How Discord stores trillions of messages (2023)

Scale, Work, and Overengineering

  • Many are relieved not to work at Discord’s scale, citing complexity, bureaucracy, and “promotion‑driven development,” though some enjoy the rare 5% of truly hard, creative problems.
  • Several note that 177–200 nodes (now ~72) for trillions of messages feels modest, suggesting a lot of modern cloud architectures are overengineered for much smaller workloads.
  • Frustration that such hyperscale problems are used as interview benchmarks for roles that will never operate near this scale.

Cassandra → ScyllaDB Migration & GC Debate

  • Cassandra was described as operationally painful at large scale, especially around tombstones from heavy deletes, hot partitions, and repairs.
  • Some argue Discord under‑tuned Cassandra and ran old JVMs/GC (CMS, old Cassandra) and over‑blamed GC instead of upgrading to newer collectors like ZGC.
  • Others counter that Scylla’s design (C++ implementation, CPU/IO schedulers, compaction strategies like ICS, tombstone_gc modes, reverse queries) plus better defaults makes it harder to “use wrong.”
  • Discord engineers in the thread say they kept the schema/partitioning, added read coalescing, and Scylla handled large partitions and tombstones much better.

Database Choices & Performance

  • Debate over whether Postgres (with sharding tools like Vitess/Citus/AlloyDB) could handle this workload:
    • Pro‑Postgres side: scales to billions/trillions of rows if you design carefully; strong SQL features.
    • Skeptical side: horizontal write scaling and multi‑master replication are much harder; sharding Postgres at this scale would be elite, bespoke work.
  • LSM stores (Cassandra/Scylla) are seen as better for extreme write throughput; some question choosing a DB where reads are more expensive than writes for a chat system, others note “more expensive than writes” doesn’t mean reads are slow.
  • Per‑Discord‑server databases are dismissed as infeasible with hundreds of millions of servers.

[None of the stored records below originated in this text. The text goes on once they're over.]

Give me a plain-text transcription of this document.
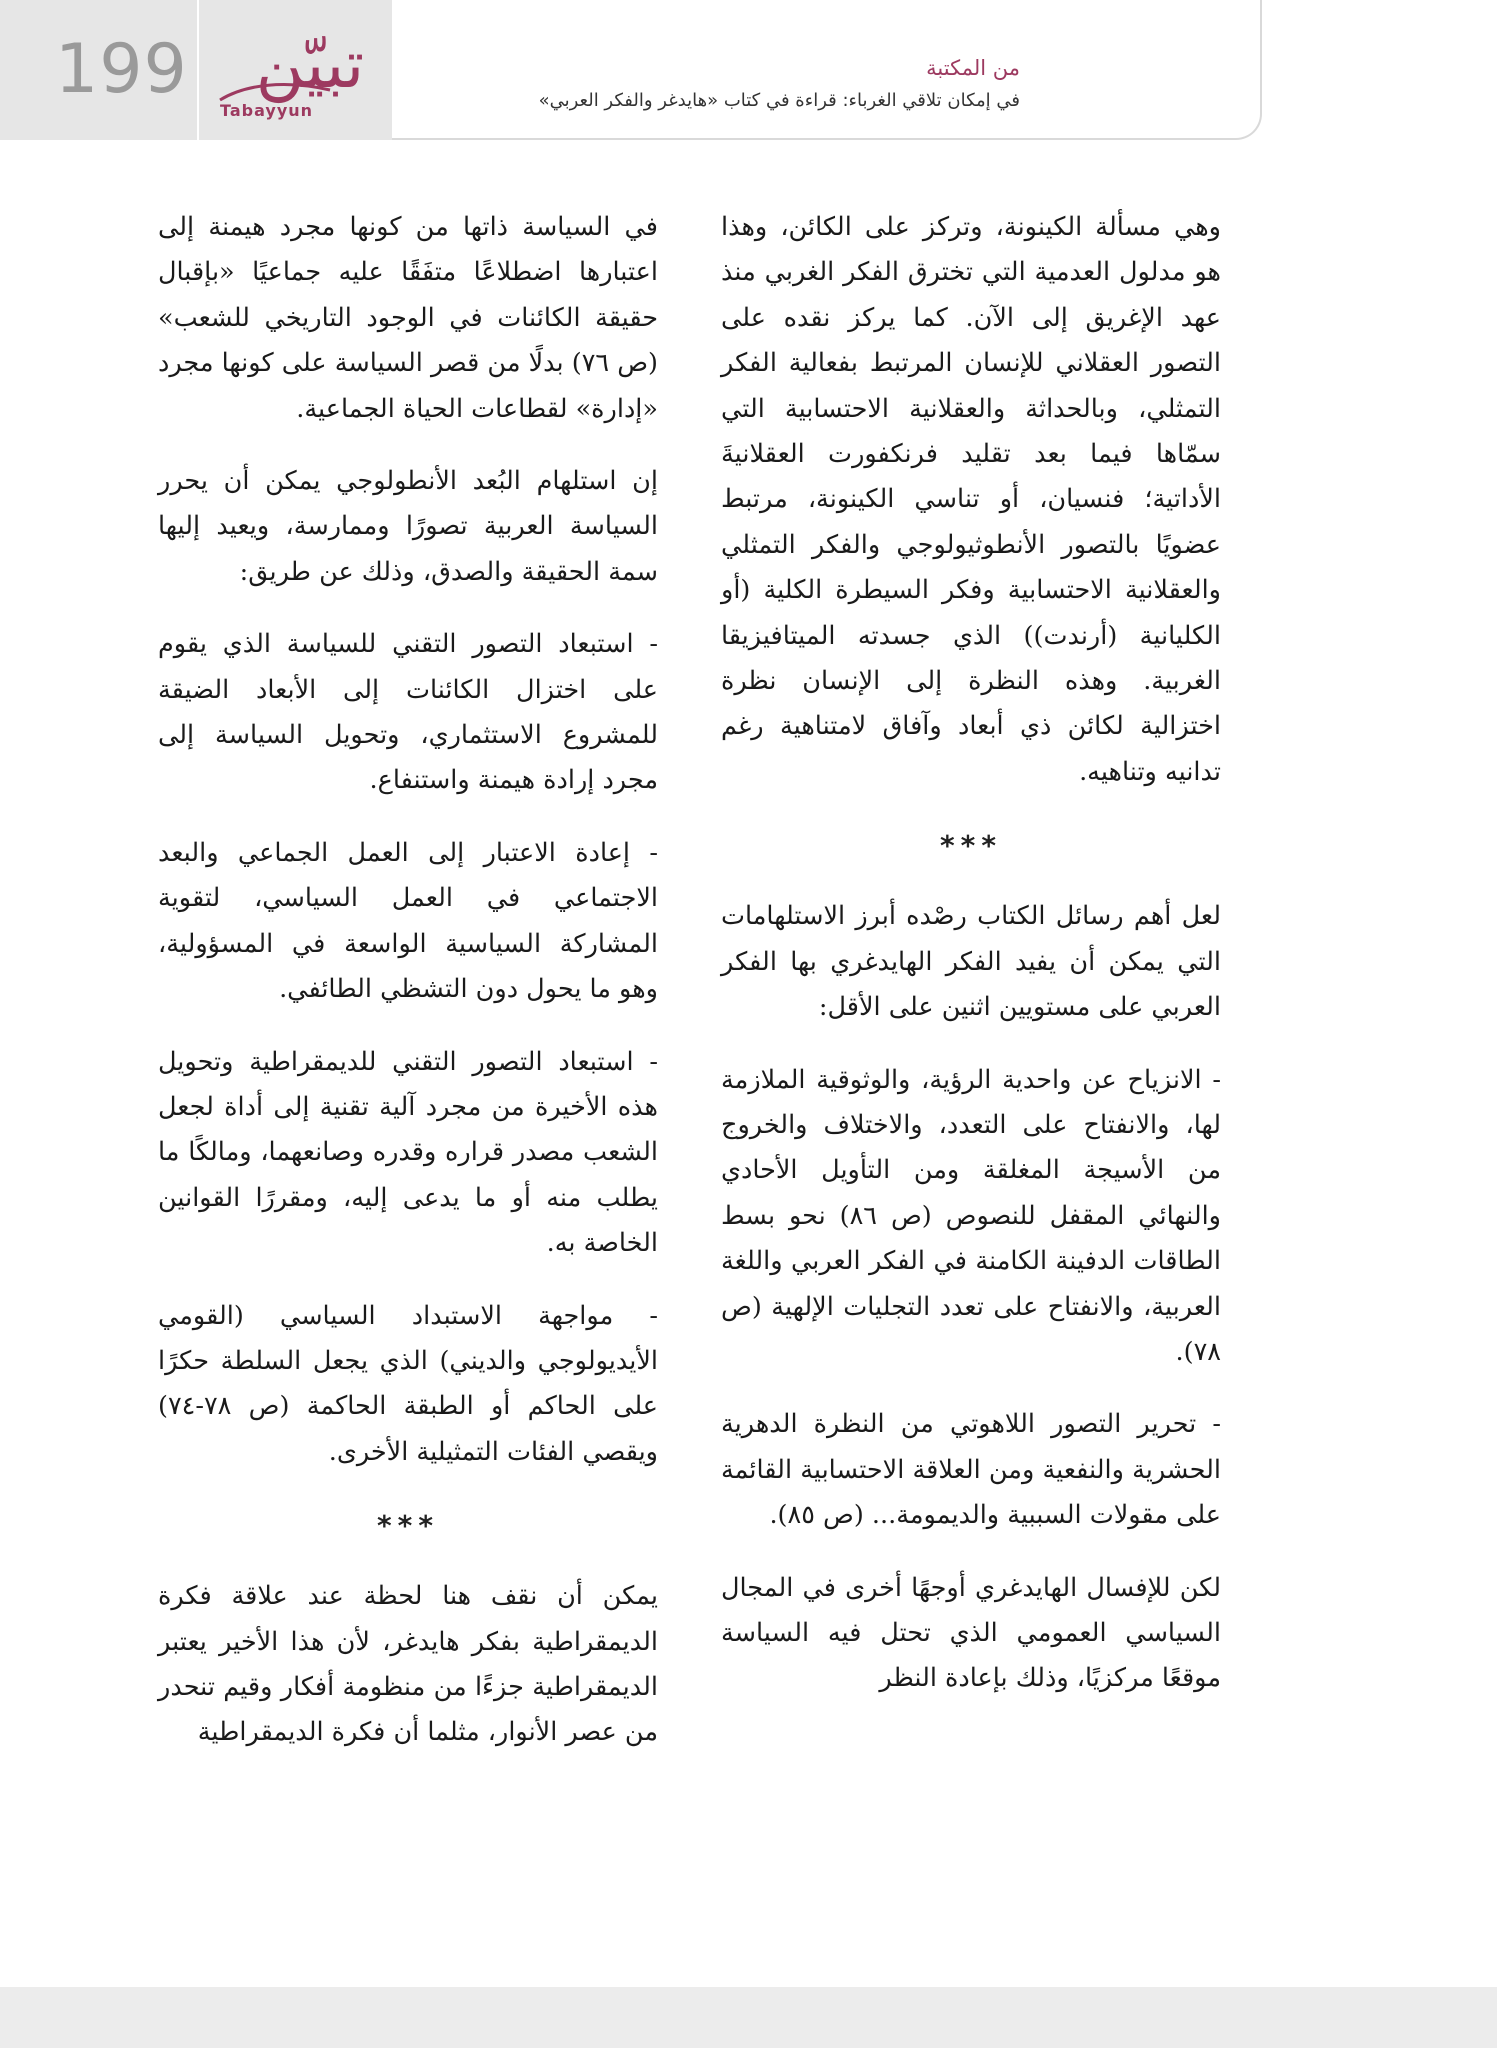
199	تبيّن
Tabayyun
من المكتبة
في إمكان تلاقي الغرباء: قراءة في كتاب «هايدغر والفكر العربي»

وهي مسألة الكينونة، وتركز على الكائن، وهذا هو مدلول العدمية التي تخترق الفكر الغربي منذ عهد الإغريق إلى الآن. كما يركز نقده على التصور العقلاني للإنسان المرتبط بفعالية الفكر التمثلي، وبالحداثة والعقلانية الاحتسابية التي سمّاها فيما بعد تقليد فرنكفورت العقلانيةَ الأداتية؛ فنسيان، أو تناسي الكينونة، مرتبط عضويًا بالتصور الأنطوثيولوجي والفكر التمثلي والعقلانية الاحتسابية وفكر السيطرة الكلية (أو الكليانية (أرندت)) الذي جسدته الميتافيزيقا الغربية. وهذه النظرة إلى الإنسان نظرة اختزالية لكائن ذي أبعاد وآفاق لامتناهية رغم تدانيه وتناهيه.

***

لعل أهم رسائل الكتاب رصْده أبرز الاستلهامات التي يمكن أن يفيد الفكر الهايدغري بها الفكر العربي على مستويين اثنين على الأقل:

- الانزياح عن واحدية الرؤية، والوثوقية الملازمة لها، والانفتاح على التعدد، والاختلاف والخروج من الأسيجة المغلقة ومن التأويل الأحادي والنهائي المقفل للنصوص (ص ٨٦) نحو بسط الطاقات الدفينة الكامنة في الفكر العربي واللغة العربية، والانفتاح على تعدد التجليات الإلهية (ص ٧٨).

- تحرير التصور اللاهوتي من النظرة الدهرية الحشرية والنفعية ومن العلاقة الاحتسابية القائمة على مقولات السببية والديمومة... (ص ٨٥).

لكن للإفسال الهايدغري أوجهًا أخرى في المجال السياسي العمومي الذي تحتل فيه السياسة موقعًا مركزيًا، وذلك بإعادة النظر

في السياسة ذاتها من كونها مجرد هيمنة إلى اعتبارها اضطلاعًا متفَقًا عليه جماعيًا «بإقبال حقيقة الكائنات في الوجود التاريخي للشعب» (ص ٧٦) بدلًا من قصر السياسة على كونها مجرد «إدارة» لقطاعات الحياة الجماعية.

إن استلهام البُعد الأنطولوجي يمكن أن يحرر السياسة العربية تصورًا وممارسة، ويعيد إليها سمة الحقيقة والصدق، وذلك عن طريق:

- استبعاد التصور التقني للسياسة الذي يقوم على اختزال الكائنات إلى الأبعاد الضيقة للمشروع الاستثماري، وتحويل السياسة إلى مجرد إرادة هيمنة واستنفاع.

- إعادة الاعتبار إلى العمل الجماعي والبعد الاجتماعي في العمل السياسي، لتقوية المشاركة السياسية الواسعة في المسؤولية، وهو ما يحول دون التشظي الطائفي.

- استبعاد التصور التقني للديمقراطية وتحويل هذه الأخيرة من مجرد آلية تقنية إلى أداة لجعل الشعب مصدر قراره وقدره وصانعهما، ومالكًا ما يطلب منه أو ما يدعى إليه، ومقررًا القوانين الخاصة به.

- مواجهة الاستبداد السياسي (القومي الأيديولوجي والديني) الذي يجعل السلطة حكرًا على الحاكم أو الطبقة الحاكمة (ص ٧٨-٧٤) ويقصي الفئات التمثيلية الأخرى.

***

يمكن أن نقف هنا لحظة عند علاقة فكرة الديمقراطية بفكر هايدغر، لأن هذا الأخير يعتبر الديمقراطية جزءًا من منظومة أفكار وقيم تنحدر من عصر الأنوار، مثلما أن فكرة الديمقراطية
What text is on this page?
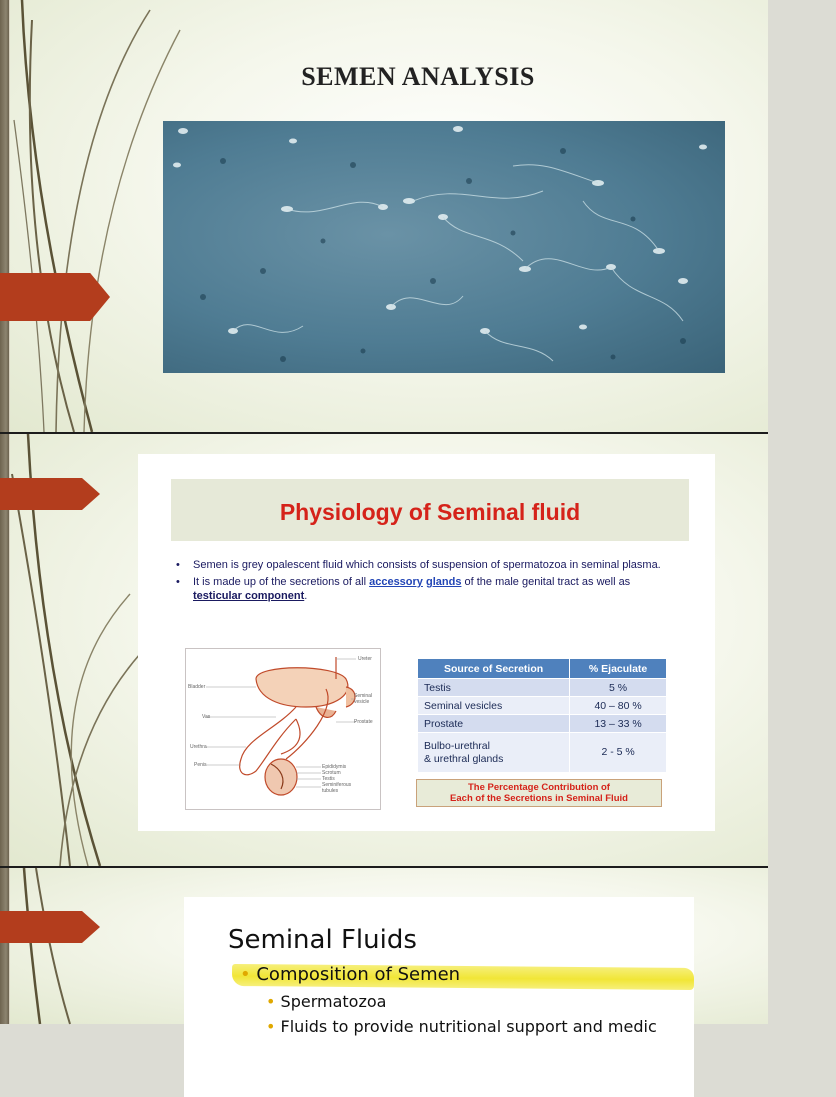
SEMEN ANALYSIS
Physiology of Seminal fluid
• Semen is grey opalescent fluid which consists of suspension of spermatozoa in seminal plasma.
• It is made up of the secretions of all accessory glands of the male genital tract as well as testicular component.
Bladder
Ureter
Seminal vesicle
Vas
Prostate
Urethra
Penis	Epididymis
Scrotum
Testis
Seminiferous tubules
Source of Secretion	% Ejaculate
Testis	5 %
Seminal vesicles	40 – 80 %
Prostate	13 – 33 %
Bulbo-urethral
& urethral glands	2 - 5 %
The Percentage Contribution of
Each of the Secretions in Seminal Fluid
Seminal Fluids
• Composition of Semen
• Spermatozoa
• Fluids to provide nutritional support and medic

Caching, Coalescing & Tail Latency

  • The message service layer is compared to Varnish/Nginx techniques (request coalescing, “grace”/stale‑while‑revalidate, use_stale).
  • Discord emphasizes read coalescing rather than caching: collapse identical concurrent queries to avoid thundering herds without cache invalidation complexity.

Data Value, Archiving, and Privacy

  • Some question why store “trillions of shitposts,” while others note there’s real, niche knowledge mixed in and no easy way to separate “good” from “bad.”
  • Concerns that Discord’s walled‑garden model prevents long‑term archiving and discoverability; suggestions to use bots/projects to mirror public support chats.
  • Strong criticism of how hard it is to truly delete old messages, with worries about GDPR compliance and lack of effective user data erasure.

Centralization vs Open Protocols

  • Repeated lament that centralized Discord displaced IRC/Matrix/XMPP, framed as a tragedy for openness and ephemerality.
  • Counterpoint: Discord’s success is attributed to superior UX—zero‑install web client, easy onboarding, reliable voice, history, and “just works” simplicity—where open protocols suffer from clunky clients, confusing onboarding, and federation complexity.
  • Long subthread on E2EE, message history, metadata, and nostalgia for the more anonymous, ephemeral “old internet,” vs the convenience expectations of modern users.